L'usine d'éthanol de Varennes reçoit l'appui d'Ottawa

Longtemps repoussé, et vivement contesté par les environnementalistes, le projet d'usine d'éthanol à Varennes a reçu hier l'aval du gouvernement fédéral. Le promoteur du projet, Alcools de commerce, croit pouvoir ainsi aller de l'avant avec son usine de 100 millions se nourrissant au maïs, Ottawa se présentant ainsi comme la relève d'une Société générale de financement devenue hésitante depuis le changement de gouvernement à Québec.

Le gouvernement fédéral a annoncé, hier, le nom des sept sites qu'il avait retenus pour abriter une distillerie. Ce choix s'inscrit dans le cadre du programme d'expansion du marché d'éthanol, lancé en août dernier. Parmi les sites retenus, on retrouve l'usine de Varennes. «Cet engagement devrait assurer que le projet d'Alcools de commerce, maintes fois reporté par le passé, aille de l'avant», a commenté l'entreprise ontarienne. «Cette annonce du fédéral est la bienvenue, a ajouté le président, Robert Gallant. Cet engagement nous permettra de compléter le financement du projet et de prévoir le début de la construction au cours de la présente année.»

Le projet de Varennes fait miroiter un investissement direct de 100 millions, la création de 1000 postes temporaires lors de la construction, de 50 emplois à temps plein et d'autant d'emplois en sous-traitance lors de son exploitation, et l'alimentation en maïs dans une région connaissant un excédent de production.

Un programme de trois ans

L'aide d'Ottawa s'inspire d'un programme de trois ans doté d'une enveloppe de 100 millions. La première phase complétée hier comprend une aide totale de 78 millions. Le tout répond à un engagement de deux milliards prévu dans le budget 2003 pour les mesures portant sur les changements climatiques. M. Gallant n'ayant pas donné suite à nos appels hier, il n'a pas été possible de connaître le montant de l'aide fédérale consacrée à la distillerie de Varennes, qui doit produire 120 millions de litres d'éthanol. À titre d'illustration, Suncor a précisé hier avoir reçu une aide de 22 millions pour son usine de Sarnia, en Ontario, devant également produire 120 millions de litres de cet additif à l'essence.

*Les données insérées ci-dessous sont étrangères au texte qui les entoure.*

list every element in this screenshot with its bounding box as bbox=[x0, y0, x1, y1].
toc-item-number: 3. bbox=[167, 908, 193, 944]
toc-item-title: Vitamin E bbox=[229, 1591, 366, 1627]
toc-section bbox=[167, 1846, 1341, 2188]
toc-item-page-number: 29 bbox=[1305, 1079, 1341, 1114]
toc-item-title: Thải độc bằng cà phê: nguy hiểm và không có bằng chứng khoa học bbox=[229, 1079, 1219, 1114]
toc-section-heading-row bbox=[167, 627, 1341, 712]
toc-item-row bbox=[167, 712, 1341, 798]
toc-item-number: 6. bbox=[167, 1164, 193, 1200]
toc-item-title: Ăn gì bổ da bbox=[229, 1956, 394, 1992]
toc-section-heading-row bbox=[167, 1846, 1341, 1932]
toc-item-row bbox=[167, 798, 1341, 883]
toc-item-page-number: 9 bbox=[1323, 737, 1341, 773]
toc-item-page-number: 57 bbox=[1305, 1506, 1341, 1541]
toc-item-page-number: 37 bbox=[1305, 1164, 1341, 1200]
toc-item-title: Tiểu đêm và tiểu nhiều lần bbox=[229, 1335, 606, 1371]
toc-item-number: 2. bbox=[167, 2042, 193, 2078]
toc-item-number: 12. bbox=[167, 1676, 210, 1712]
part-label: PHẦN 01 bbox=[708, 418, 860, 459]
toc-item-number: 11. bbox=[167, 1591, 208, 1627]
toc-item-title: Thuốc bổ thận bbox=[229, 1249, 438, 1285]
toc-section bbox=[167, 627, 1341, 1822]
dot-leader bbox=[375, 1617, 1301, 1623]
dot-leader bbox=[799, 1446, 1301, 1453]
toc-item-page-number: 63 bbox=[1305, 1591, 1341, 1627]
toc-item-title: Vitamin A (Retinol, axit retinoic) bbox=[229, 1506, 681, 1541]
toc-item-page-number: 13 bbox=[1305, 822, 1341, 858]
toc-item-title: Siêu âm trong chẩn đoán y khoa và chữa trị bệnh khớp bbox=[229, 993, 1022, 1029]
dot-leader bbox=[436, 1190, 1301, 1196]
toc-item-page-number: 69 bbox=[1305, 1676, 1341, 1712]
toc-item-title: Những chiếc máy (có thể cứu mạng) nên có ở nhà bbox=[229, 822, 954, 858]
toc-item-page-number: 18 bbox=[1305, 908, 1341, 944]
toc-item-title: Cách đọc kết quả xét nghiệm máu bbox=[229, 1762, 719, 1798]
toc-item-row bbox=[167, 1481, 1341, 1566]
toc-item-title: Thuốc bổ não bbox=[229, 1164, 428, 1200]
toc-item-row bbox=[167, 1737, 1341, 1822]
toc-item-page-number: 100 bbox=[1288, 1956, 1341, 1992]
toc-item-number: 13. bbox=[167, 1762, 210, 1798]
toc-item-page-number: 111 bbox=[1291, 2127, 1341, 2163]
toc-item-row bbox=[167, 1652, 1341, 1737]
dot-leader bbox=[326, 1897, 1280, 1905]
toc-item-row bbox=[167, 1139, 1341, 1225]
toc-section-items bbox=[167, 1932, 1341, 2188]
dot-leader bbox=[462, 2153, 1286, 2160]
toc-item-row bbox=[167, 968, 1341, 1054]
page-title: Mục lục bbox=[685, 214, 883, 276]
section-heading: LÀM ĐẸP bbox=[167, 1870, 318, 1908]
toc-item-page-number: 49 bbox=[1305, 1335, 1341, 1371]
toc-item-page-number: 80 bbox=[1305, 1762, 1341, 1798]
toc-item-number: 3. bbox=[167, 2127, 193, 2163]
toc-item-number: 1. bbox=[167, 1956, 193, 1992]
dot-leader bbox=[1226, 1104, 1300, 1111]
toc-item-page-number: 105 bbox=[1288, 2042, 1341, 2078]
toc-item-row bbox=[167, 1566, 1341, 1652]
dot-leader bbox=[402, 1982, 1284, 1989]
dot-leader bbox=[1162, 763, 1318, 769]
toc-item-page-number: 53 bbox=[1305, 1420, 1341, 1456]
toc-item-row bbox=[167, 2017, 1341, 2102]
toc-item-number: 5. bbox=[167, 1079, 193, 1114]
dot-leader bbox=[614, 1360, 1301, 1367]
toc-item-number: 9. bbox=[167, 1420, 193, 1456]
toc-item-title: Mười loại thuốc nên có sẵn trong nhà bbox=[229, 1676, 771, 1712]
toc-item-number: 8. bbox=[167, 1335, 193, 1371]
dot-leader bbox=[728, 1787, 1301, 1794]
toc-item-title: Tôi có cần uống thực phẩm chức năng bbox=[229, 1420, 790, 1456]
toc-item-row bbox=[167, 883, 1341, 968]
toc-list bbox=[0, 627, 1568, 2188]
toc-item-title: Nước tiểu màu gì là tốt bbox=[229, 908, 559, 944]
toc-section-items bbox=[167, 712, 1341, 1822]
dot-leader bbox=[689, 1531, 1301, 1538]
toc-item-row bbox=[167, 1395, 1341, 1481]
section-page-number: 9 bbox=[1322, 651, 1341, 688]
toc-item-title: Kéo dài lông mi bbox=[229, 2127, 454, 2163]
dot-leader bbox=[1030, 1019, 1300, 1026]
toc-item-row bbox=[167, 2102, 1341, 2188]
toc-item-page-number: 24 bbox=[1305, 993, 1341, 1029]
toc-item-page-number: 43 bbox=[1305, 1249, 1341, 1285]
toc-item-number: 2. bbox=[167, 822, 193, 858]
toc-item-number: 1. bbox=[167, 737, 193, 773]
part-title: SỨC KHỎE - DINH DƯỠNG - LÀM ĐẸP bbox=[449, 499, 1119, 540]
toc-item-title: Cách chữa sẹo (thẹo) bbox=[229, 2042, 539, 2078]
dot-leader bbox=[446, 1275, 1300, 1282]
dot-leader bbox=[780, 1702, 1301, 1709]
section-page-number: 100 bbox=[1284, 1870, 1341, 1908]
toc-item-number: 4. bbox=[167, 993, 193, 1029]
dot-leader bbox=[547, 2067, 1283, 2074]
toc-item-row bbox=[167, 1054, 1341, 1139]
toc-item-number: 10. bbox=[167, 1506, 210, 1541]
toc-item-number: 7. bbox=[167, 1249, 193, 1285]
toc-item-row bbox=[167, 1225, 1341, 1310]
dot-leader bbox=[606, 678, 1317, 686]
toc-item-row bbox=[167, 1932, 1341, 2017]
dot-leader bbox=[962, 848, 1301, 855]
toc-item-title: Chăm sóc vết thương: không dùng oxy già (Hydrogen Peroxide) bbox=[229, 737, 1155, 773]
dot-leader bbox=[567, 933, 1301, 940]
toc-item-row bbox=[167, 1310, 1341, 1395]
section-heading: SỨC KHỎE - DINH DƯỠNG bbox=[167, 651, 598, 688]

Il n'a également pas été possible de connaître la capacité de survie de ce projet, longtemps repoussé et vivement contesté. Après sept ans de gestation, la naissance de cette usine d'éthanol a officiellement été annoncée en octobre 2000, et ce, trois ans après la conclusion d'une entente entre Québec et Alcools de commerce. Une usine d'éthanol devait ainsi voir le jour dans le comté de Bernard Landry, alors ministre des Finances. Le projet reposait sur l'appui financier de la Société générale de financement, qui devait injecter 25 des 100 millions, sur un partenariat avec les producteurs de maïs-grain et sur une entente de distribution avec Pétro-Canada.

La participation de la SGF est l'objet d'une remise en question depuis l'an dernier, soit depuis le changement de gouvernement à Québec, qui implique une révision du modèle d'intervention de l'État et de la façon de faire de la SGF.

Mais déjà en décembre 1996, Alcools de commerce soulignait avoir réuni plus de 33 millions et le reste du financement bancaire, en plus de bénéficier d'une contribution de 2,5 millions venant du regroupement des producteurs de maïs sous Pro-Éthanol. Le tout a été renforcé en juin 1997 par une entente à long terme avec le gouvernement québécois garantissant une réduction de taxes sur les carburants composés d'essence et d'éthanol. Cette contribution gouvernementale, sous la forme d'une détaxe de 15 % consentie aux promoteurs de l'usine, était évaluée à 30 millions par année.